What to do: Fix the schedule. To do this, it is important to identify the cause of the constant overtime work: ineffective management, problems with the time management of a particular person, or a lack of specialists, which increases the load on the team.
- Underestimation. According to the HR platform Humanity, less than 80% of managers praise their employees at least once a month, and only 22% of their employees can confirm this fact. For many people, recognition of their achievements is an important emotional driver in their job, the key to loyalty to the company, and the desire to work ‘faster, higher, stronger’.
What to do: Plan one-to-one meetings, retrospectives as well as material and non-material rewards for achievements and successful results.
- Lack of support Each person has their own supply of strength and stress resistance. Sometimes an employee decides to quit the company because they burn out and break down due to internal personal reasons and problems at work.

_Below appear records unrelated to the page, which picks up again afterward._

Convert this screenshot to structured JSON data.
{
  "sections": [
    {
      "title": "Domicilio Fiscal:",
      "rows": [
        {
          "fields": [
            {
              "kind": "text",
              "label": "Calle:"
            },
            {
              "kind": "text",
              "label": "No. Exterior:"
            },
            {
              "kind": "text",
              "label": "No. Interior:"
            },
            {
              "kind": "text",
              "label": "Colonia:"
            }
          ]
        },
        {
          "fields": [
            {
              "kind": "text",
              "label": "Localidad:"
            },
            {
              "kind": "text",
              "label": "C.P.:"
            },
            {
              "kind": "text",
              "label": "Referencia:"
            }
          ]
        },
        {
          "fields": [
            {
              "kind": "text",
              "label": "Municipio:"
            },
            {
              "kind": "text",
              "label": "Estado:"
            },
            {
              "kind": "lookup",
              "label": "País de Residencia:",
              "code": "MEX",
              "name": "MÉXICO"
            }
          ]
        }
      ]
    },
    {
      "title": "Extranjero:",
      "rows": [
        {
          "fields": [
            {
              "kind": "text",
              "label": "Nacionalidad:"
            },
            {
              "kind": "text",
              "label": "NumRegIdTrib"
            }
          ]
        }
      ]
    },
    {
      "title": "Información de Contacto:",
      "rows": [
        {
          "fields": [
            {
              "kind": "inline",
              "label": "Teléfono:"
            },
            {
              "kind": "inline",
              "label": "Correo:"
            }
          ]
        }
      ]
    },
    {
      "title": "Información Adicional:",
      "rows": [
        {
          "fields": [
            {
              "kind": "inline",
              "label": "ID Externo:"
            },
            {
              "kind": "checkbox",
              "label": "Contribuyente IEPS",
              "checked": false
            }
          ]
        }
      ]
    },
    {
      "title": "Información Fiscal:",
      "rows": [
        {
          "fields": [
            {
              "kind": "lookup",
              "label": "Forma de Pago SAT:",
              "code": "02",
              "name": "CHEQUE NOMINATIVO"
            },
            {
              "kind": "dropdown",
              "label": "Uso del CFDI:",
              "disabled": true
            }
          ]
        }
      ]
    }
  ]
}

What to do: For example, in the United States, there is a special staff support programme that allows employees to get advice from a psychotherapist, lawyer, or financial specialist. It is important to understand that the reasons for quitting may not always lie in the work problems and, if possible, help with the personal circumstances that stress out the employee. For example, if a person decides to quit because their work ends at 7 pm, and their child’s kindergarten closes at 6 pm, then the company can convince the employee not to quit by being understanding and making the schedule flexible. Some companies, e.g. Google, Apple, and BMW, go further and even open their own mini-kindergartens or kid’s rooms.
To influence the decision to quit and avoid the employee transferring to a competitor, it is important to keep a finger on the pulse of the team’s mood and act in time if any vector is receding. If it so happens that a colleague has made a final decision to quit the company, it is worth conducting an honest exit interview. It will help analyse why people quit, find growth points, and create an HR strategy so that employees will not want to resign.
Most of the problems that make good employees quit can be easily resolved by establishing honest and timely communication within the team.